Training is effectively a transfer of new knowledge and information relating to specific scenarios or topics. It’s often up to the trainer to decide on the types of teaching techniques they will adopt in training sessions.

Whilst there are many techniques a trainer can adopt. I’ve found that these two are the most effective:

  • Experiential and visceral learning. This type of learning is known to yield retention rates of anywhere between 80 - 90% as opposed to traditional methods of learning that have retention rates as low as 5%. This technique creates learning experiences that are directly linked to tasks an employee performs within the workplace.

These techniques ensure that each individual leaves a training session with a different learnt experience as opposed to being overloaded with too much cognitive learning and information. This cognitive learning is then expected to be applied for the very first time in the workplace.

Experiential and visceral learning provides the learner with a greater sense of confidence and ability to apply the learning in the actual day-to-day environment.

What is mentoring?

A mentor is normally someone who shares their knowledge, wisdom and advice with another to help guide them towards achieving their full potential.
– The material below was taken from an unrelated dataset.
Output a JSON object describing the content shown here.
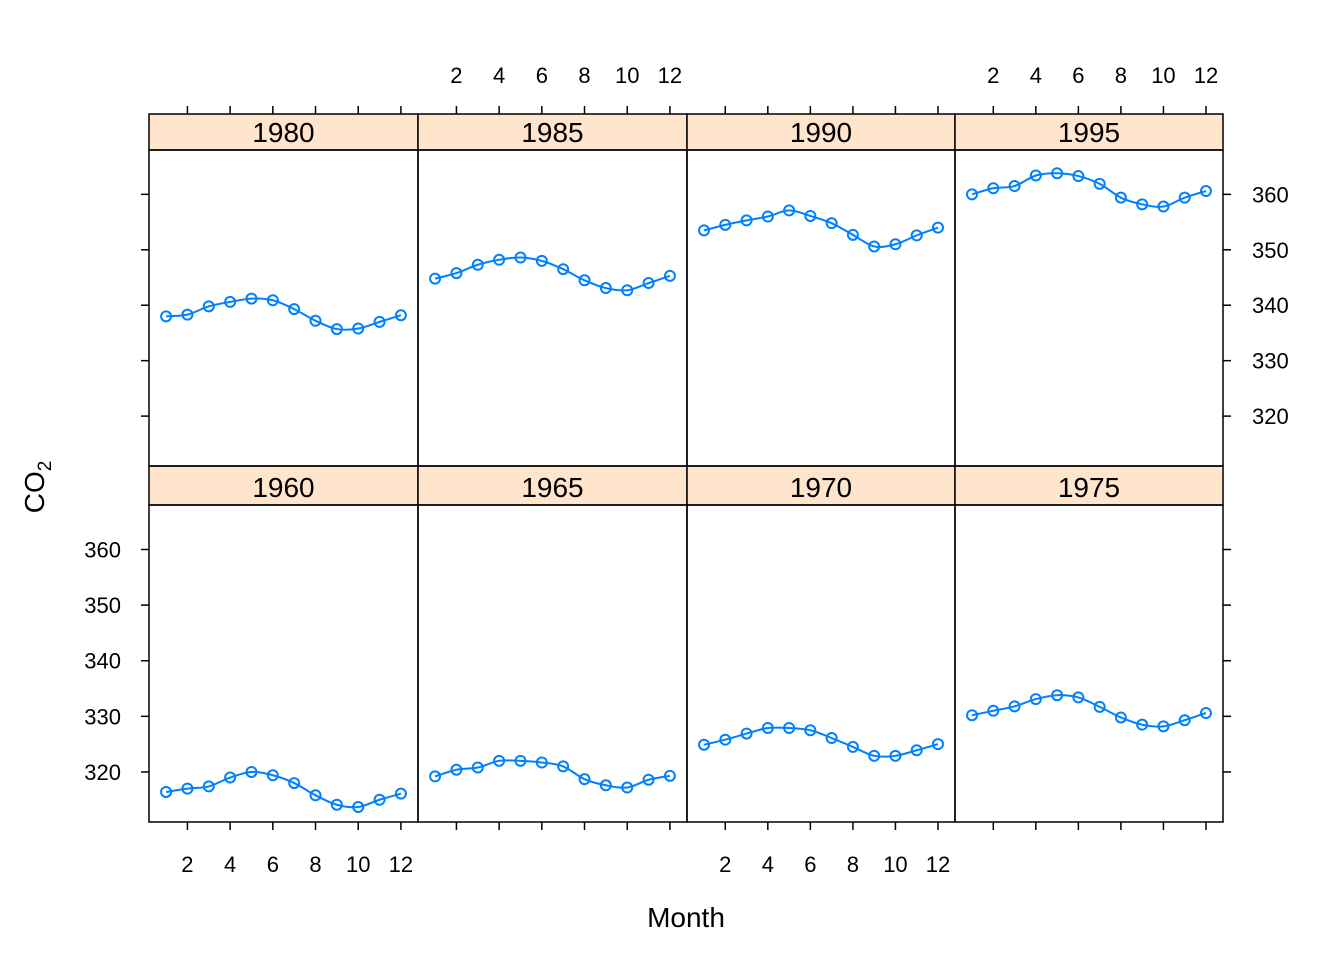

This can happen both formally or informally and often takes the form of a positive and supportive relationship between mentor and mentee.

The ideal scenario in this relationship is a deep caring for the personal and professional development of the mentee by the mentor.
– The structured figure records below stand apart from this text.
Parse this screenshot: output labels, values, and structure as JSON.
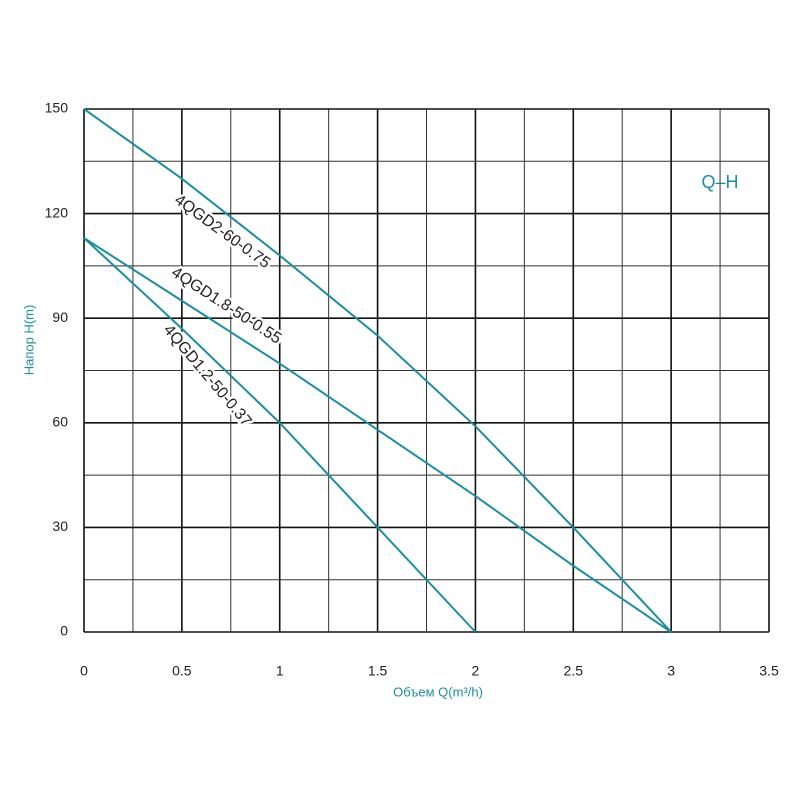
{
  "chart_data": {
    "type": "line",
    "annotation": "Q–H",
    "x_label": "Объем Q(m³/h)",
    "y_label": "Напор H(m)",
    "x": [
      0,
      0.5,
      1,
      1.5,
      2,
      2.5,
      3
    ],
    "series": [
      {
        "name": "4QGD2-60-0.75",
        "color": "#1a8fa0",
        "values": [
          150,
          130,
          108,
          85,
          59,
          30,
          0
        ]
      },
      {
        "name": "4QGD1.8-50-0.55",
        "color": "#1a8fa0",
        "values": [
          113,
          95,
          77,
          58,
          39,
          19,
          0
        ]
      },
      {
        "name": "4QGD1.2-50-0.37",
        "color": "#1a8fa0",
        "values": [
          113,
          87,
          60,
          30,
          0,
          null,
          null
        ]
      }
    ],
    "xlim": [
      0,
      3.5
    ],
    "xticks": [
      0,
      0.5,
      1,
      1.5,
      2,
      2.5,
      3,
      3.5
    ],
    "ylim": [
      0,
      150
    ],
    "yticks": [
      0,
      30,
      60,
      90,
      120,
      150
    ],
    "x_minor_grid": [
      0.25,
      0.75,
      1.25,
      1.75,
      2.25,
      2.75,
      3.25
    ],
    "y_minor_grid": [
      15,
      45,
      75,
      105,
      135
    ],
    "grid": true
  }
}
How to know whether you need coaching, training or mentoring?

Consider this; in 2019 the USA spent over $370 billion on corporate training and development.

The problem, however, is that too often, a lot of money is being spent on training programs that have no purpose, other than ticking the box ✅ on professional learning.

What if we reprioritised that annual spend to reflect a mix of coaching, training and mentoring? I think you’d find the ROI would be a lot more appealing to many corporates across the world.

Therefore, it’s not about one mode of learning over the other, it is about taking a more systemic view of the situation and building an understanding of the learning needs of the individuals as well as taking into consideration the trajectory of your organisation. What are the needs during a growth phase, or when new services are being implemented? Needs might even change during ongoing business optimisation strategies.

The 70/20/10 model highlights the need for a culture of coaching and goes a long way to enable learning in everyday office activities.

You can adapt coaching techniques to allow leaders and teams to work better together, to learn and to grow with the obstacles and challenges they face every day. A culture of coaching also generates high levels of engagement, which is a good indicator of improved performance levels.

If your organisation is one that promotes a culture of learning and development, you will appreciate that these three approaches are mutually beneficial and go a long way toward enabling and sustaining excellence in your organisation.